Jean didn’t offer any thoughts on Australian
mafiosos and the sign of the Red Kangaroo. “Tina said Greg didn’t
have any enemies. For what that’s worth.”
Fortunately, no one told her what that was
worth.
“Lord Dunasheen has no alibi for the time of
the murder,” said Gilnockie, and quickly, to Alasdair, “I’m taking
into account what Miss Fairbairn here noticed, that he was not
breathing hard when she told him of the incident. We’ve not spoken
with Miss MacDonald yet. However . . . ah. Bang on time.”
The door opened and Sanjay Thomson ushered
Colin Urquhart, now wearing a tattered pair of sneakers, down the
steps.
Young turned to another page. “Killed the man
in a fit of madness, likely doesn’t even remember doing it. And
dropped the knife on his way back to the light—”
“Presumption of innocence,” Gilnockie
interrupted, his voice firm but quiet.
Alasdair said, “There’s motive even in
madness, Sergeant,” and leaned back as Thomson pulled up a chair
for Colin and then retired to the door.
With Diana in charge, Colin, and Thomson,
too, had no doubt been properly fed. Whether it was the distraction
of his digestive process, Thomson’s presence, or both, Colin’s thin
shoulders beneath the nylon patches of an oversized military
sweater were now more slumped than braced. But those blue eyes—or
eye, rather—still looked with exaggerated caution from face to
face.
“How can I help with your investigation,
Inspector Gilnockie?” Colin’s voice was deeper than Jean expected,
emanating from his throat as though from a deep well.
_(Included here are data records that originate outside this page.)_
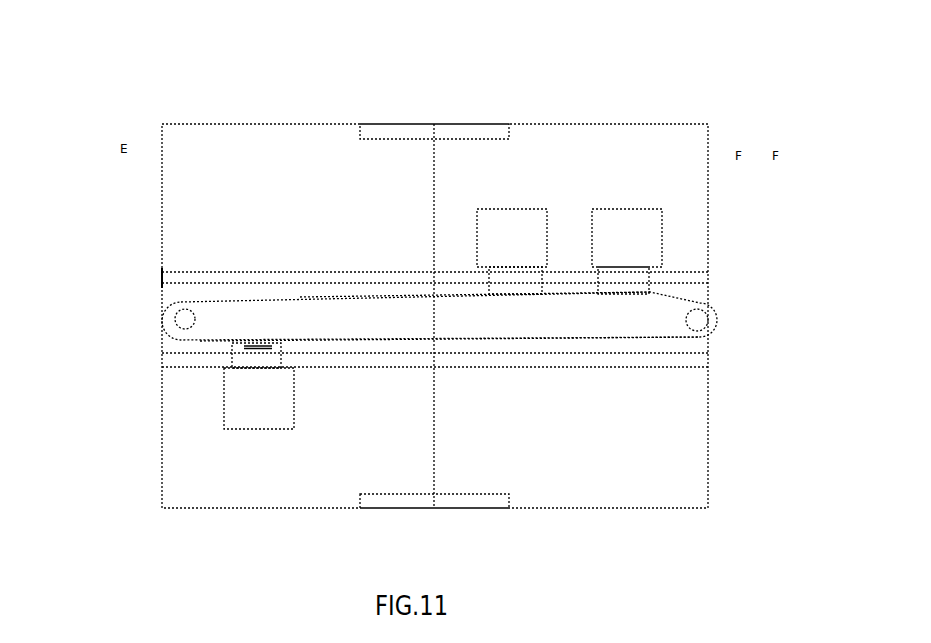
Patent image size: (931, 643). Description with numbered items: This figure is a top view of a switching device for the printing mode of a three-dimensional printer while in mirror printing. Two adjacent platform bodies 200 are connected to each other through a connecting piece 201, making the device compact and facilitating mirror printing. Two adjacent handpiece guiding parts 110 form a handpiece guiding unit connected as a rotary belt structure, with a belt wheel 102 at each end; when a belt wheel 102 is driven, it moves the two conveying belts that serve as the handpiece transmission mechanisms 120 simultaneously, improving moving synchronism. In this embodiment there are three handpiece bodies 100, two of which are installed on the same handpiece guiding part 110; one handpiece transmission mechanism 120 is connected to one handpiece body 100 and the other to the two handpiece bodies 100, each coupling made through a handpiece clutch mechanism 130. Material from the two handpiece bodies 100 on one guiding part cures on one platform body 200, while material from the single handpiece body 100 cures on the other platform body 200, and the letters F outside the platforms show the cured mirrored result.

The platform body 200 is at (273, 162).
The connecting piece 201 is at (433, 127).
The handpiece body 100 is at (532, 232).
The handpiece clutch mechanism 130 is at (520, 280).
The belt wheel 102 is at (168, 305).
The handpiece guiding part 110 is at (352, 277).
The handpiece transmission mechanism 120 is at (567, 295).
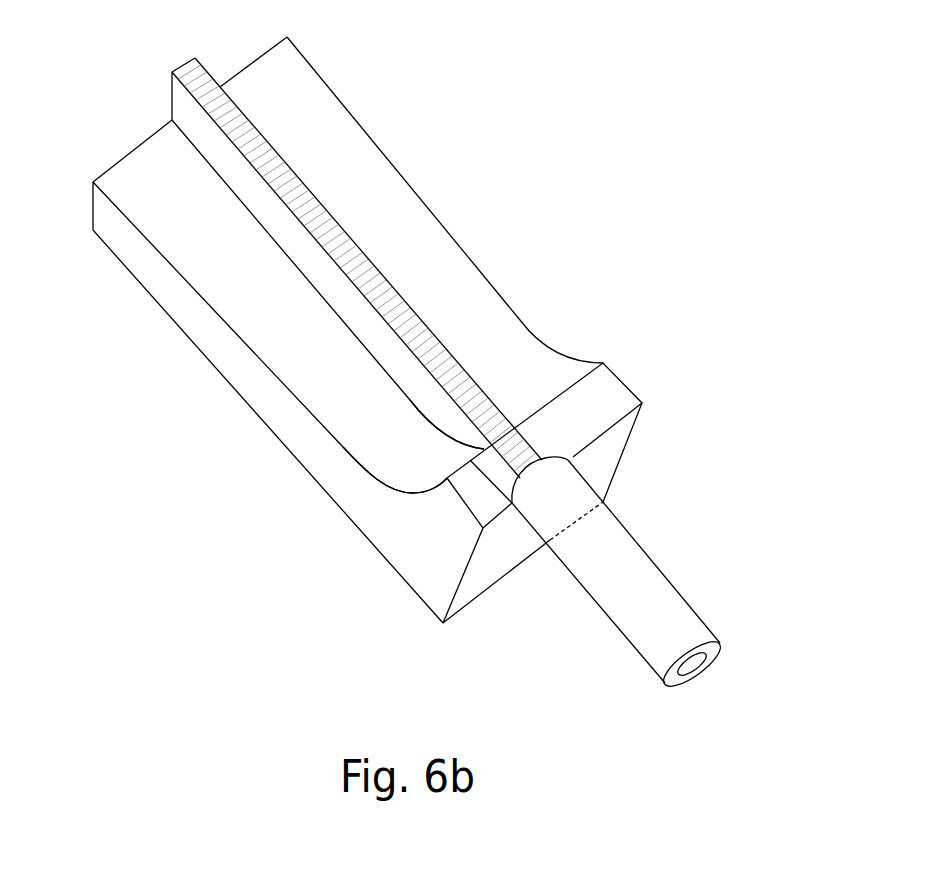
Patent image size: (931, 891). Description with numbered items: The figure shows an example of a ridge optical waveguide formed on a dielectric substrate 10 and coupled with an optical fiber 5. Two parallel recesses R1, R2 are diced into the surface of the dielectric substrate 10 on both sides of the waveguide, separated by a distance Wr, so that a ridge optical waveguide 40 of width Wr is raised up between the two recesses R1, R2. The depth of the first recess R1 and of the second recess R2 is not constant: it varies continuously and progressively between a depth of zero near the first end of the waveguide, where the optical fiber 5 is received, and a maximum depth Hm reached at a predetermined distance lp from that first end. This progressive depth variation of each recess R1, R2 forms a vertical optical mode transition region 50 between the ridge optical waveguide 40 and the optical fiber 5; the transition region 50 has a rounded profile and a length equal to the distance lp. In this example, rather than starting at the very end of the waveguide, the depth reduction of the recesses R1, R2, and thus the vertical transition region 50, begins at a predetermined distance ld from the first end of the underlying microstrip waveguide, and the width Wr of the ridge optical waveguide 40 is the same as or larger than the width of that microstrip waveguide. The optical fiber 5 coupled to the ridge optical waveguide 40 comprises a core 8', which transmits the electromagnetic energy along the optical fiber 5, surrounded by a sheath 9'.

The optical fiber 5 is at (656, 611).
The core 8' is at (706, 707).
The sheath 9' is at (728, 672).
The dielectric substrate 10 is at (210, 362).
The ridge optical waveguide 40 is at (207, 87).
The vertical optical mode transition region 50 is at (408, 490).
The first recess R1 is at (133, 170).
The second recess R2 is at (320, 103).
The width of the ridge optical waveguide Wr is at (182, 51).
The predetermined distance from the first end ld is at (490, 517).
The predetermined distance to maximum depth lp is at (365, 488).
The maximum depth Hm is at (488, 530).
An ancient
sacred well, perhaps, where petitioners even today left scraps of
cloth along with their prayers.
“Where were you yesterday afternoon between
three and four o’clock?” Gilnockie asked.
“I wasn’t killing Aussie visitors,” Colin
replied, and, to Young, “If I had done, I’d have taken the knife to
Keppoch Point and chucked it over the cliff into the sea, not left
it lying about the old graveyard.”
Young’s mouth went so tight she looked like a
centenarian with no teeth. Trying to do the right thing and make no
further remarks, no doubt. Jean knew the feeling.
“Where were you when the visitor was killed,
then?” asked Gilnockie.
“At the lighthouse. Watching the birds.
Reading a book. I don’t know.”
“On your own?”
Colin’s contorted face was neither smiling
nor frowning. He peered down at his hands, with their long fingers
and the veins blue through the pale skin seeming too delicate to
lift a weapon, never mind use it. “On my own.”